The GOP convention begins Monday, and for the late-night TV community, a new day begins as well. Over the next two weeks, there will be a bounty of material that should present itself constantly ... relentlessly. Stephen Colbert — in costume once again as Caesar Flickerman of “The Hunger Games” -- has already launched the follies, unofficially, Sunday at the Quicken Loans Arena in Cleveland. (See below).

Political conventions — Republican and Democrat — have evolved into sales pitches for parties and their platforms, but inherent in that pitch is parody. Think about the sales pitch for any product — the flip side is always parody, and it’s an easy, natural default position for late night TV hosts.

The challenge this week and next is obvious: With three more police fatalities, this time in Baton Rouge, and with sharply divided parties, a pallor hangs over these events in 2016. Where’s the “fun” (or “funny”) in any of this? Where’s the found comedy?
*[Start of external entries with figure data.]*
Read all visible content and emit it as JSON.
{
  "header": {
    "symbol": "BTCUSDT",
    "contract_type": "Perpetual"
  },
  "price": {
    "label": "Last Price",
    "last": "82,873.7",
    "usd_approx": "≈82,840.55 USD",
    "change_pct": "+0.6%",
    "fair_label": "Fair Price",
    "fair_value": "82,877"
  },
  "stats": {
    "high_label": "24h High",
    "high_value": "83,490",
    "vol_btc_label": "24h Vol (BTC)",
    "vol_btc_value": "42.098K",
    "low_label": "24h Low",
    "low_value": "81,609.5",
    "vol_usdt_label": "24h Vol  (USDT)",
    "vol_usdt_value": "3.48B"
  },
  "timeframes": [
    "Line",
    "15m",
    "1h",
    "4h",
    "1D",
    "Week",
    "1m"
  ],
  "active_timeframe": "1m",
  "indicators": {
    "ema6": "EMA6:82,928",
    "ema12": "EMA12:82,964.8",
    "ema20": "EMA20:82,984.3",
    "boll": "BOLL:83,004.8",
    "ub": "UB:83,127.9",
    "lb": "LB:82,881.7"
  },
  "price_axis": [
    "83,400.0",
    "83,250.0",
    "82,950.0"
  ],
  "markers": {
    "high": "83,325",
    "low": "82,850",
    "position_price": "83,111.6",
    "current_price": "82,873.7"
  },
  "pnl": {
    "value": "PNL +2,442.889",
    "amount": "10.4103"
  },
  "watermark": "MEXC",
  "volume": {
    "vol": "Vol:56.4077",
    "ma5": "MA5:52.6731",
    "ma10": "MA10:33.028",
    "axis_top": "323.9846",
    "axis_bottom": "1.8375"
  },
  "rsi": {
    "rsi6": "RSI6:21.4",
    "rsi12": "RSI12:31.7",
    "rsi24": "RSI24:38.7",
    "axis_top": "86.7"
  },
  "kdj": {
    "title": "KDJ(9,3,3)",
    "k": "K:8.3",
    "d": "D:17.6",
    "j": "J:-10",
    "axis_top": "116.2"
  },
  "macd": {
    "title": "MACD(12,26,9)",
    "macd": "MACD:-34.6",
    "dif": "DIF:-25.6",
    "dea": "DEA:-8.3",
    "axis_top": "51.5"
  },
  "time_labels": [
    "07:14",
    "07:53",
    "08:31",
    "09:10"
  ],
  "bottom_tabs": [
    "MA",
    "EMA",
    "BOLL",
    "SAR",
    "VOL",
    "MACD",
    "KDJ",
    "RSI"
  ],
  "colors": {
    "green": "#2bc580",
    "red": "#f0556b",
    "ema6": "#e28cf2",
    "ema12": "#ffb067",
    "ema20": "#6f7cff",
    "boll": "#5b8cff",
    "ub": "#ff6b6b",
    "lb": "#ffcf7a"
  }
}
That’s the biggest challenge before late night hosts this week, possibly the obstacle, too.

But also the promise. Late night TV at its best can put politics in sharp perspective, or deflate that which demands deflation.

That’s at its best. Will we get the best in over the next 14 days? Or will get something else?

This week and next, I will decide:

What made me laugh (possibly you)? What made me wince (also possible you)? Day by day, night by night, we will go looking for the best in late night.

And of course, the follies have already begun. Both Trevor Noah and Stephen Colbert have been at the Quicken Loans Arena in Cleveland to pretape bits for their respective shows, “The Daily Show” and “Late Show” (which, in a late night first, will air live from the Ed Sullivan this week and next).

Colbert Sunday crashed the podium in costume — as Caesar Flickerman, host of “The Hunger Games,” with the towering purple coif and malice in his heart. Stanley Tucci has played him in the movies; Colbert has co-opted him for a running gag that began when his “Late Show” run began last fall.

On Sunday, he mounted the stage (in costume) then spoke for about 20 seconds: “It is my honor to hereby launch and begin the 2016 Republican National Hungry for Power Games,” then noted that presumptive GOP nominee Donald Trump had “formed an alliance with Indiana Gov. Mike Pence.” He then fell into a brief silence, or torpor (“sorry, I blacked out there for a moment”), and was hustled off the stage by security, but not before shouting: “I know I’m not supposed to be here, but ... neither is Trump.”

What made me laugh: That throwaway line. How could it not?

What didn’t: Colbert’s Flickerman as a running bit began well, then — reprising it each time a candidate in either party dropped out — began to slowly wear out its welcome. Fatigue was inevitable (after all, how many GOP candidates were there?). But Colbert had committed himself, and Flickerman is back again. At least he’ll have an interesting week.